Japan’s enduring fascination with Harry Potter has generated colossal box office receipts and book sales, and his very own theme park attraction.
This week his creator, JK Rowling, selected a remote island in southern Japan as the location for one of four international magic schools.
But now the quintessentially English adventure has been given a Japanese makeover, with the release of a series of manga renditions of Harry, Hermione Granger, Ron Weasley et al.
The 13 characters, which include the headmaster of Hogwarts school, Albus Dumbledore, Professor Snape and Harry’s owl, Hedwig, were created by a Japanese design company in collaboration with the film studio Shochiku.

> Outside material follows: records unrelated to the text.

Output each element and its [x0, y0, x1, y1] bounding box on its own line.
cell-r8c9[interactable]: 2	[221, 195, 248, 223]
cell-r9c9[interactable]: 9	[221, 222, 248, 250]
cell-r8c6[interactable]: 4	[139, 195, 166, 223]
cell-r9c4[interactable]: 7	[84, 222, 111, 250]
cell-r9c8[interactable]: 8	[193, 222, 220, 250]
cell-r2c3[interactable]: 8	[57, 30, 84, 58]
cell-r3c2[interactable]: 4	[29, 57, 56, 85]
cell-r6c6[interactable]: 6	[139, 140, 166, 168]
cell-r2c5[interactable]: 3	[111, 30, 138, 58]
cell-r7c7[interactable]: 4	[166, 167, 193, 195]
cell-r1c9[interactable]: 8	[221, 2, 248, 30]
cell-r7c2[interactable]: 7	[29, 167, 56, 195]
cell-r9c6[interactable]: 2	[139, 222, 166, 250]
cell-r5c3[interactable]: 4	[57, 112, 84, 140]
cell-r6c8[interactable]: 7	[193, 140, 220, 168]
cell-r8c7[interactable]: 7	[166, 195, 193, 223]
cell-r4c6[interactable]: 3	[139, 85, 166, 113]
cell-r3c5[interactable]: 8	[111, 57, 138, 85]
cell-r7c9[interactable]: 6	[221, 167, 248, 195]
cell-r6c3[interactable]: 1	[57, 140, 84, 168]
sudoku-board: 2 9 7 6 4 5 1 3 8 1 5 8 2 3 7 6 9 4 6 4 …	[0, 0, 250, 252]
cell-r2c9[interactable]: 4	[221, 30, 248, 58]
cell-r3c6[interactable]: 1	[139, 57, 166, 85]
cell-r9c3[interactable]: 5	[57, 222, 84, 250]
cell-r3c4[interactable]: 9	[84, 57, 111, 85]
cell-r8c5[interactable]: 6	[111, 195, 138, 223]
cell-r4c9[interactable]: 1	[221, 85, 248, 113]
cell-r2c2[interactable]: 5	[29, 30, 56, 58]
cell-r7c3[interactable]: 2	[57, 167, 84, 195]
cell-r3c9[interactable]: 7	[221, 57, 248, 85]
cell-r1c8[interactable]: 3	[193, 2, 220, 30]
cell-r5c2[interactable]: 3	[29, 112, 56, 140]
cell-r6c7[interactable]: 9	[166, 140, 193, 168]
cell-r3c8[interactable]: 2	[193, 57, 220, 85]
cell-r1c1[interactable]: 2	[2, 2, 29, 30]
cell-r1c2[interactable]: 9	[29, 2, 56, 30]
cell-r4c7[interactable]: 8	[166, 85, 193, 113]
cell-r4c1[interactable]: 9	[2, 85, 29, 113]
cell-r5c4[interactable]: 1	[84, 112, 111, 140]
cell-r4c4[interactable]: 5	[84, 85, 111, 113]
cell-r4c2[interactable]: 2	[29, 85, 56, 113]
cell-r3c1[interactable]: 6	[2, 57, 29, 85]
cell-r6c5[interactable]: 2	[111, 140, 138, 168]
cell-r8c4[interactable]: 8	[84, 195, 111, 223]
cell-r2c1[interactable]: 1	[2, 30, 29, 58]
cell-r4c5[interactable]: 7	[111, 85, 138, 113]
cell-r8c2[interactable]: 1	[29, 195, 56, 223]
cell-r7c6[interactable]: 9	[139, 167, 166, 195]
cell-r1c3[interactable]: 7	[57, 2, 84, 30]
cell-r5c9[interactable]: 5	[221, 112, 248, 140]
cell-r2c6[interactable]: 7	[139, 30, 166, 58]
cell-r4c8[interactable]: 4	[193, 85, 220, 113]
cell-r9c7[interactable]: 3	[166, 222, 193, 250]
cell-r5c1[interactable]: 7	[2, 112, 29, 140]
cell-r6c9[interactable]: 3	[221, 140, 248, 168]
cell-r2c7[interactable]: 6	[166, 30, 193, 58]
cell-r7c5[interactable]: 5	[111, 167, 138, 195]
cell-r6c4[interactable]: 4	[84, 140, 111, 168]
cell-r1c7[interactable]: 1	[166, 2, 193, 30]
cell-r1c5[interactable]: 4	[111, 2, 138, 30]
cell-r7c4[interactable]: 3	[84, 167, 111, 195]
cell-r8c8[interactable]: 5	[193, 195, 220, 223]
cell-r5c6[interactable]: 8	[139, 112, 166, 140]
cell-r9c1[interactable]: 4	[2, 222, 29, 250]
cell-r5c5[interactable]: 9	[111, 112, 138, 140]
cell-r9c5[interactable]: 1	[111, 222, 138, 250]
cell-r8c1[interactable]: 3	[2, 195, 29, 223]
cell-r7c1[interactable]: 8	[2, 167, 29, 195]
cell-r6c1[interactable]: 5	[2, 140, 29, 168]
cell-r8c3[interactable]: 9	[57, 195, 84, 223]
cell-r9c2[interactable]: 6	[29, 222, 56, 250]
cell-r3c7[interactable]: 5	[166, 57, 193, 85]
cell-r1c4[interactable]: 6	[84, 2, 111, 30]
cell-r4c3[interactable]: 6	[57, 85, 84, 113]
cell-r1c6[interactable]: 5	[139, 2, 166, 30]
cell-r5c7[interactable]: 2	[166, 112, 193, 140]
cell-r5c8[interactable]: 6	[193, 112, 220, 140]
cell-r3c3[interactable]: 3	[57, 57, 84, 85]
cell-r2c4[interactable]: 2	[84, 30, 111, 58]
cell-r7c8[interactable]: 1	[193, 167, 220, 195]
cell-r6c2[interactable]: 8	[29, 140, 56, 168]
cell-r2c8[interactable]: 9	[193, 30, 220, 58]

For now the illustrations, licensed by Warner Bros., will be sold only in Japan.
A collection of 13 plastic folders, each featuring a character on the front and designs from the four houses of Hogwarts on the back, went on sale online last month. Rubber rubber stamps, badges and key rings are due to be released soon.

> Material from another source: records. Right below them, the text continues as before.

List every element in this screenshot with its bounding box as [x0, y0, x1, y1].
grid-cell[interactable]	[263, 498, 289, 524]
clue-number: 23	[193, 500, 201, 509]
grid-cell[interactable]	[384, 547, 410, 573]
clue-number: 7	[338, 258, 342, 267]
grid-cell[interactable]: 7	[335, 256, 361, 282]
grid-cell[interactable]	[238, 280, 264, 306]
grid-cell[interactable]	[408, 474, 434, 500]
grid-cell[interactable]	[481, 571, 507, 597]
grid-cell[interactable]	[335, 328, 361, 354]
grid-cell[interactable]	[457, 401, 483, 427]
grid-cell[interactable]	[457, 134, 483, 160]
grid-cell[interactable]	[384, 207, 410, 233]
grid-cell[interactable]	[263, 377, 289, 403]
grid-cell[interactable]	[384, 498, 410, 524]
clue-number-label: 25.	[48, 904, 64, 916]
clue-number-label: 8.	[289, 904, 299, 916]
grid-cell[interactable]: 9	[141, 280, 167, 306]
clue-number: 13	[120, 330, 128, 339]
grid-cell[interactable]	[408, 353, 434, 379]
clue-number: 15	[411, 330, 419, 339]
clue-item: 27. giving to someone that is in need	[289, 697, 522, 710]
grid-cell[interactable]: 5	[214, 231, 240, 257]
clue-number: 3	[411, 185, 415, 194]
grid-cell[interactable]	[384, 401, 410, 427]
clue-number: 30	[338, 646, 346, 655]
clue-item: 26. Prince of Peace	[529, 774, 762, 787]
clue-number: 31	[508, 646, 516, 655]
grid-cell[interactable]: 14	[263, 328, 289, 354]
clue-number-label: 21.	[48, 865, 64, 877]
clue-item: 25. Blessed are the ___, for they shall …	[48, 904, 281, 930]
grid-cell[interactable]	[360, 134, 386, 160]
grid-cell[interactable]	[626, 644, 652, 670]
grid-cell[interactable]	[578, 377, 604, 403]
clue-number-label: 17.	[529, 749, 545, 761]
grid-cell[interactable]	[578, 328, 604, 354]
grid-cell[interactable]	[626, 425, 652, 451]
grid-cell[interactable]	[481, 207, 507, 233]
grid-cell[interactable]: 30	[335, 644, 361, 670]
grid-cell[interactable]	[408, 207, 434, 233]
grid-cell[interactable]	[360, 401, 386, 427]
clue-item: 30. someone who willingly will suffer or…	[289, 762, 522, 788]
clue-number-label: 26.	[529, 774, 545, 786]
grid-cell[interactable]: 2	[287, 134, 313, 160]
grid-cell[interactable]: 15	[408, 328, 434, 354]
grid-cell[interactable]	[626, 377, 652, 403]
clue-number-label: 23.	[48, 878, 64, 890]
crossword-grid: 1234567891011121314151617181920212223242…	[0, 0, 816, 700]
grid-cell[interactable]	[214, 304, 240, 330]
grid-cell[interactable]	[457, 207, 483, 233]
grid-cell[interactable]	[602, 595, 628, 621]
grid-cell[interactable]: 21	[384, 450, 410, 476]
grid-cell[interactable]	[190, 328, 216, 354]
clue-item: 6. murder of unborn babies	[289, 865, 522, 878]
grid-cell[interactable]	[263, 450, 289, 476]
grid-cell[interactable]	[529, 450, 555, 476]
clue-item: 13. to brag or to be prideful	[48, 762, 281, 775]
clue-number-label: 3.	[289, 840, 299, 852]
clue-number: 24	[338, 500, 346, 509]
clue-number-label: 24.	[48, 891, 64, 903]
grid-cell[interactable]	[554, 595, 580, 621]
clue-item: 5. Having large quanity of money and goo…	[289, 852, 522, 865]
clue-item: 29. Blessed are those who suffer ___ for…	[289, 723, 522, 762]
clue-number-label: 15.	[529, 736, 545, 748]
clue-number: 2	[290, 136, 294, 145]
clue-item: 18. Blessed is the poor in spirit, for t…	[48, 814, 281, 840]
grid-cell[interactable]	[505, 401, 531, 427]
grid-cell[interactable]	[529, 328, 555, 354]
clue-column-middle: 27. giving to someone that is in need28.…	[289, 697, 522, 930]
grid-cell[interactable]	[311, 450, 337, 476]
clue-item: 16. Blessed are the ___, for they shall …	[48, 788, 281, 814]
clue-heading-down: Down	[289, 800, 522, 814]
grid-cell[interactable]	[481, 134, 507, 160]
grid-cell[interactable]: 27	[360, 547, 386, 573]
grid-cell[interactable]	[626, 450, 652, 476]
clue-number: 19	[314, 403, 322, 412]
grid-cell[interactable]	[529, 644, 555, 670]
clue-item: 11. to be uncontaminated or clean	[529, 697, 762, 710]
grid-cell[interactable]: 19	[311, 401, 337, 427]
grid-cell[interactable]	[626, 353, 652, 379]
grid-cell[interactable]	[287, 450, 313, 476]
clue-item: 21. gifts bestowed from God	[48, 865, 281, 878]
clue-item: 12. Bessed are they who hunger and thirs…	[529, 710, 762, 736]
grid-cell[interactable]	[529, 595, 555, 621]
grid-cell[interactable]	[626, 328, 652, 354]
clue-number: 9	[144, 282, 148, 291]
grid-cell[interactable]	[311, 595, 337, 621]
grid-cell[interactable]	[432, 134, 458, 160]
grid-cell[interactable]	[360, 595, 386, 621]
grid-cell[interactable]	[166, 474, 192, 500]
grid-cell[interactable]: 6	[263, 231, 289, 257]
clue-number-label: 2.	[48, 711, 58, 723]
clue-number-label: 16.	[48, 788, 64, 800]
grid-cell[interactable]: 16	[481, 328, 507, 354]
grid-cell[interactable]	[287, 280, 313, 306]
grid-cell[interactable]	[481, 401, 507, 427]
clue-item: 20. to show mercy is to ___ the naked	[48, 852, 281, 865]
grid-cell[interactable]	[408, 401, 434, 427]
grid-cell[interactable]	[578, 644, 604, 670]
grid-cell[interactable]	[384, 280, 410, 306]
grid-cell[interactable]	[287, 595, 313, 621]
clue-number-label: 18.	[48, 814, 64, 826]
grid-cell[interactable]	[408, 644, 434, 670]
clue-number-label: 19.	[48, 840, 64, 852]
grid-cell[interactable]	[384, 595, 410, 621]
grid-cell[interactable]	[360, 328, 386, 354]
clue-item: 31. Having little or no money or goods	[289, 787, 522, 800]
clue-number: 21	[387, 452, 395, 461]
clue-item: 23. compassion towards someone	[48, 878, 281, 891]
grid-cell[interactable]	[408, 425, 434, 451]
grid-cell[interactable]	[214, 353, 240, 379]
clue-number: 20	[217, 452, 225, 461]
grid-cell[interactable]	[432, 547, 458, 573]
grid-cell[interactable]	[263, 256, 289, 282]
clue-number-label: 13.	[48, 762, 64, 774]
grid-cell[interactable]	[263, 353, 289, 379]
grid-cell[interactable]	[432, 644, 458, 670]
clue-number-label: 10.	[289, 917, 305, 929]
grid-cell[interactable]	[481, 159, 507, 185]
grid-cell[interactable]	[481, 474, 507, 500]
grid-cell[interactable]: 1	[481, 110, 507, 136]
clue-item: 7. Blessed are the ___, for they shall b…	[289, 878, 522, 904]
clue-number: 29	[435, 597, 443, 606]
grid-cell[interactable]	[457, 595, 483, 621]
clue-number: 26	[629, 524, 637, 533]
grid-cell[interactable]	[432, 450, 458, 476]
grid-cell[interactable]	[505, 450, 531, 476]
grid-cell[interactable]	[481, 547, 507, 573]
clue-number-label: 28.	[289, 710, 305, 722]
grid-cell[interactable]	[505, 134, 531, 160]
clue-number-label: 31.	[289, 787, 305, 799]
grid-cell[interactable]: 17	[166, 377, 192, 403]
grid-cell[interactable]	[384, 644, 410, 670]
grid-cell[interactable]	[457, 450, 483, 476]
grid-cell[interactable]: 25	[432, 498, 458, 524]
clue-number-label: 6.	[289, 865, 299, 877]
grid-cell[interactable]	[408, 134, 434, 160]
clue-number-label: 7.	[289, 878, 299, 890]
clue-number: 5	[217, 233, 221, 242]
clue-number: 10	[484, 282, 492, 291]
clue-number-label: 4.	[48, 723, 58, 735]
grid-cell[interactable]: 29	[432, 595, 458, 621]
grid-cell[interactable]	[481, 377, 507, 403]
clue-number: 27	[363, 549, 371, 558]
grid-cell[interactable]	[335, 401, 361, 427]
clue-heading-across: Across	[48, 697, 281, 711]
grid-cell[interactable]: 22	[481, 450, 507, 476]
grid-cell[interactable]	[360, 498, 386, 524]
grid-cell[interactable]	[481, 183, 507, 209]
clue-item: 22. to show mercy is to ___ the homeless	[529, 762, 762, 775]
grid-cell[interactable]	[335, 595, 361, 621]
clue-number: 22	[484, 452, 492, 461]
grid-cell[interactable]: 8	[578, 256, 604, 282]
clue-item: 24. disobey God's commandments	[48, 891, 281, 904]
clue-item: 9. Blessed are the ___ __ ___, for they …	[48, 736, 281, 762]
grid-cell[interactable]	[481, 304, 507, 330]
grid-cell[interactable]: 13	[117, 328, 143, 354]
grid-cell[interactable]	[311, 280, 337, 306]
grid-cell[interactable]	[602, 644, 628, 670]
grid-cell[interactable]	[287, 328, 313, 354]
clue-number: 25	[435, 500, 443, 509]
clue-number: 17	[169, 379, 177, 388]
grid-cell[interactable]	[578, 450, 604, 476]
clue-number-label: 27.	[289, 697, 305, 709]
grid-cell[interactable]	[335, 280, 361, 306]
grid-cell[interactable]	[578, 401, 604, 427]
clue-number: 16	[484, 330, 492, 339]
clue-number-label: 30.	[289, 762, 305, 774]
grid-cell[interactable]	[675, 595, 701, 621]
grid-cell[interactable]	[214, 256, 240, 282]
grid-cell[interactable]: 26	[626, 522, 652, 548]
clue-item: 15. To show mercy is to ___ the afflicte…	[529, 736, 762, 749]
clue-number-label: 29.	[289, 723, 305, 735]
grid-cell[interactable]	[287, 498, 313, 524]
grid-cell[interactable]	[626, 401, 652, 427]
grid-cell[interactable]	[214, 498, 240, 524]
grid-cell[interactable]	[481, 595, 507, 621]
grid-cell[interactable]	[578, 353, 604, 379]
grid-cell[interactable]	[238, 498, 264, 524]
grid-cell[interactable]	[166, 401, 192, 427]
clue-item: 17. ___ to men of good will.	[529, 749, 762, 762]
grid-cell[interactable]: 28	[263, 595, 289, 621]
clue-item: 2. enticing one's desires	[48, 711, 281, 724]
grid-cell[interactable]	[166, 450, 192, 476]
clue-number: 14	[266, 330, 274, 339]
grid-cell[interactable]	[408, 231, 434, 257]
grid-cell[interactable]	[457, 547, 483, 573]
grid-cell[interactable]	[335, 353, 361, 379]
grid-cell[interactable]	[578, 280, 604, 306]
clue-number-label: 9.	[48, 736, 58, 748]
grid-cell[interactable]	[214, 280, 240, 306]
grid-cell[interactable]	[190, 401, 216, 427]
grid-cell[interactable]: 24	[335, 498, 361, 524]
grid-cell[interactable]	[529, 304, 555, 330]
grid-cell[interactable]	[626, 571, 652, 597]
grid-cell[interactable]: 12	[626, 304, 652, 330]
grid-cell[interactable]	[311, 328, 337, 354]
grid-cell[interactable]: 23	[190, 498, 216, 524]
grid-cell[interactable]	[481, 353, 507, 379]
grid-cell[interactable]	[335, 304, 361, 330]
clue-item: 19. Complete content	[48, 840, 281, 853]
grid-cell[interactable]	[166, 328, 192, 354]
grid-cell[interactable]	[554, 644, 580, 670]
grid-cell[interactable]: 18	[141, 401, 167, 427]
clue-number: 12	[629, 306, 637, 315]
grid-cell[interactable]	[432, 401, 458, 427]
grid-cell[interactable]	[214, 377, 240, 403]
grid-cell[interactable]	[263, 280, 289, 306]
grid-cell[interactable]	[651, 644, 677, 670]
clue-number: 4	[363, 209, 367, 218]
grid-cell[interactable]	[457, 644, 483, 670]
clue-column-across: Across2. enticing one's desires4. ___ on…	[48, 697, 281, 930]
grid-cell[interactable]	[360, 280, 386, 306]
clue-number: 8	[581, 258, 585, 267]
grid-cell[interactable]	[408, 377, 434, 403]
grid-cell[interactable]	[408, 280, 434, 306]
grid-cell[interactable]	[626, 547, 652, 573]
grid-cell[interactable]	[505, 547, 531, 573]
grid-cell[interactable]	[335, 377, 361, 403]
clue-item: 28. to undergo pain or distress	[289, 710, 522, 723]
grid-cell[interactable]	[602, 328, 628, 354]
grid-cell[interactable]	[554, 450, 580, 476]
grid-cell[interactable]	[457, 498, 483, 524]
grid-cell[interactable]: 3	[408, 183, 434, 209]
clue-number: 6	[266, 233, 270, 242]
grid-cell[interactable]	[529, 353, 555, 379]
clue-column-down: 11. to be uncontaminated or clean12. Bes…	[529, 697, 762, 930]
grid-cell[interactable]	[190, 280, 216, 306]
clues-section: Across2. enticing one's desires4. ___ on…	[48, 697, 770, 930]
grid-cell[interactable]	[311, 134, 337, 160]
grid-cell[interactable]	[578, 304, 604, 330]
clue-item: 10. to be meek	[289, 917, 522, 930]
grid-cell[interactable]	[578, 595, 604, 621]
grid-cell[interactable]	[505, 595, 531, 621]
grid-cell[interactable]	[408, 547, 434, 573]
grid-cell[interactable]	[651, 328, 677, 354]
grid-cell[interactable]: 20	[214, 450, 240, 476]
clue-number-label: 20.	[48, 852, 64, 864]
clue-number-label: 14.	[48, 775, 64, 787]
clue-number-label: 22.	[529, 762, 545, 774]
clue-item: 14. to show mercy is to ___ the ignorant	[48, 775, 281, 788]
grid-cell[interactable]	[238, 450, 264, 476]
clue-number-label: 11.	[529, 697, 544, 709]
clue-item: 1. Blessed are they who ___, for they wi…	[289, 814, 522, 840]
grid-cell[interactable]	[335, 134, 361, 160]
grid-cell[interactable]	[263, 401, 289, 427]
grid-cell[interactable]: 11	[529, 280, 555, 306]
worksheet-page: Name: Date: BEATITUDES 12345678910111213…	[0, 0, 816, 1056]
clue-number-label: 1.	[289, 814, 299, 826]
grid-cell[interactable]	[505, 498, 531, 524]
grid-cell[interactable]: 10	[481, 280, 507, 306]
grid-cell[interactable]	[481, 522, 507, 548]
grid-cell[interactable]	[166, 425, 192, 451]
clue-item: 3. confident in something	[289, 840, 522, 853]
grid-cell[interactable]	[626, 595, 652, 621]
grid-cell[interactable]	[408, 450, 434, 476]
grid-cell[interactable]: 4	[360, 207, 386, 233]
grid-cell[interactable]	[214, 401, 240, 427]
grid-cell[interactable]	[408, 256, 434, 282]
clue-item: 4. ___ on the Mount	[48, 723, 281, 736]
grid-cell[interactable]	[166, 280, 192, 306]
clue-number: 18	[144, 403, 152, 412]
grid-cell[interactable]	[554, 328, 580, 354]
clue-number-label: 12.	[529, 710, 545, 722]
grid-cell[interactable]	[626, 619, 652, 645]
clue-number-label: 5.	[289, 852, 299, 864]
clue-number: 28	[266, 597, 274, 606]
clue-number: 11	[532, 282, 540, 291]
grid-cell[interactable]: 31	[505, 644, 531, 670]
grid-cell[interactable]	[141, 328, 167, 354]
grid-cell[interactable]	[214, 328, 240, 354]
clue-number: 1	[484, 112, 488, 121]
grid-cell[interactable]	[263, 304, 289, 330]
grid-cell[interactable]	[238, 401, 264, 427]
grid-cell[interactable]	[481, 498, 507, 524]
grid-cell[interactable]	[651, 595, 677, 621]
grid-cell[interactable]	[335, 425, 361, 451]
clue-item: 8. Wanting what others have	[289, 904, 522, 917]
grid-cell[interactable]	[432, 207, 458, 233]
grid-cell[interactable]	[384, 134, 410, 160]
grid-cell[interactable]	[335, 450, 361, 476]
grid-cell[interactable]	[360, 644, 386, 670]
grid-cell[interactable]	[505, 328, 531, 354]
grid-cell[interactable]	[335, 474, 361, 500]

The characters are given the usual manga treatment – lustrous hair, outsized eyes and tiny feet.
As Kotaku and others have noted, it probably won’t be long before there is clamour for a fully fledged manga series or, better still, an animated film.

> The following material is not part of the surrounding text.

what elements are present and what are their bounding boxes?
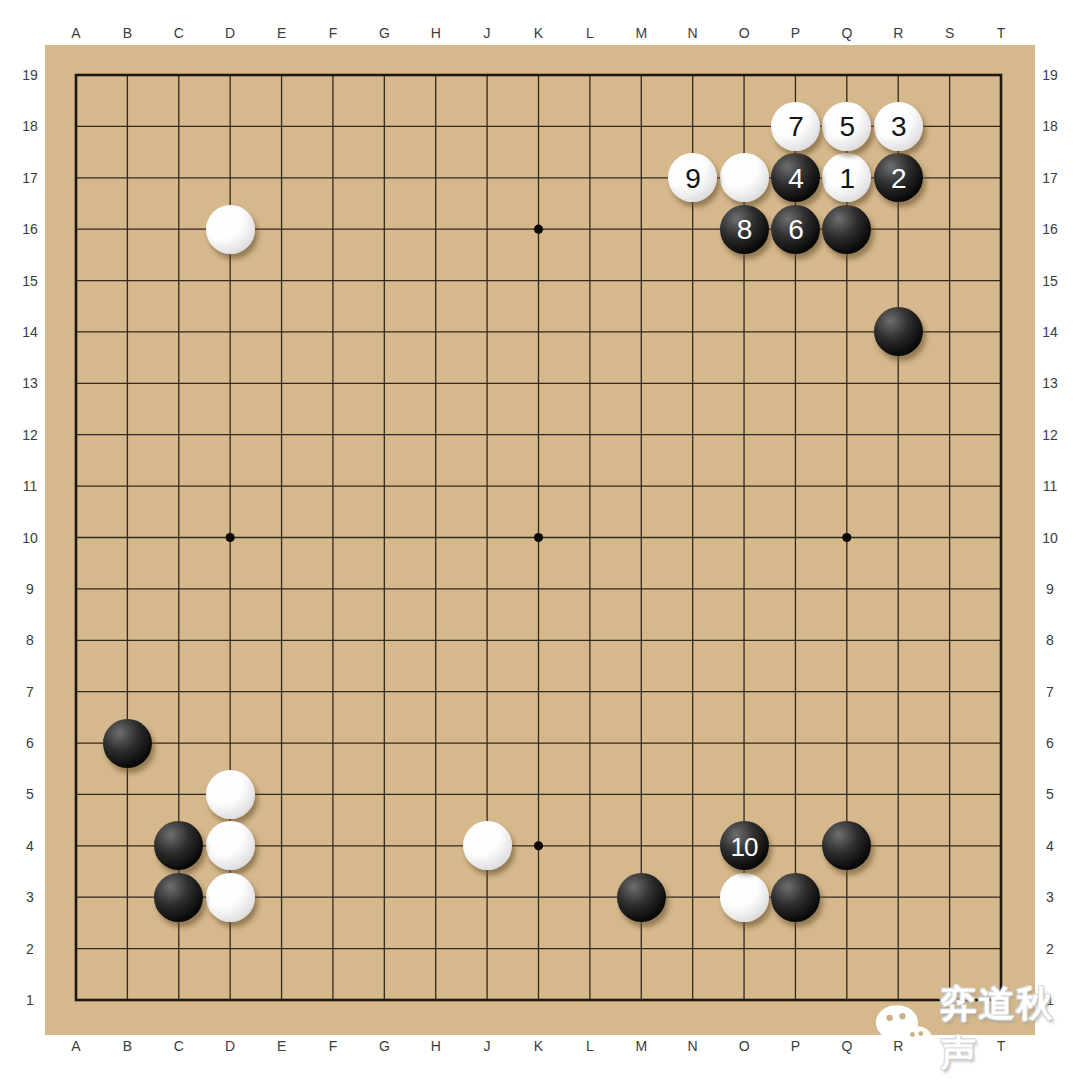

The Harry Potter franchise continues to enjoy huge success in Japan, 15 years after the release of first movie, Harry Potter and the Philosopher’s Stone.
The seven films in the series have grossed more than US$893m in the country and been seen in cinemas by more than 78 million people, while Philosopher’s Stone is the country’s fourth highest-grossing film of all time.
In 2007, Tokyo was chosen to host the world premiere of Harry Potter and the Order of the Phoenix, while The Wizarding World of Harry Potter, an attraction that opened at Universal Studios Japan in Osaka in July 2014, has been credited with bringing record numbers of visitors to the park.
The wizard’s arch nemesis has even been invoked in the country’s diplomacy. In 2014, Japan’s ambassador to Britain, Keiichi Hayasahi, likened China to Lord Voldermort during a row with Beijing over island territories and wartime history.
That was after his Chinese counterpart in London, Liu Xiaoming, had described Yasukuni, a controversial war shrine in Tokyo as “a kind of horcrux, representing the darkest parts of (Japan’s) soul”.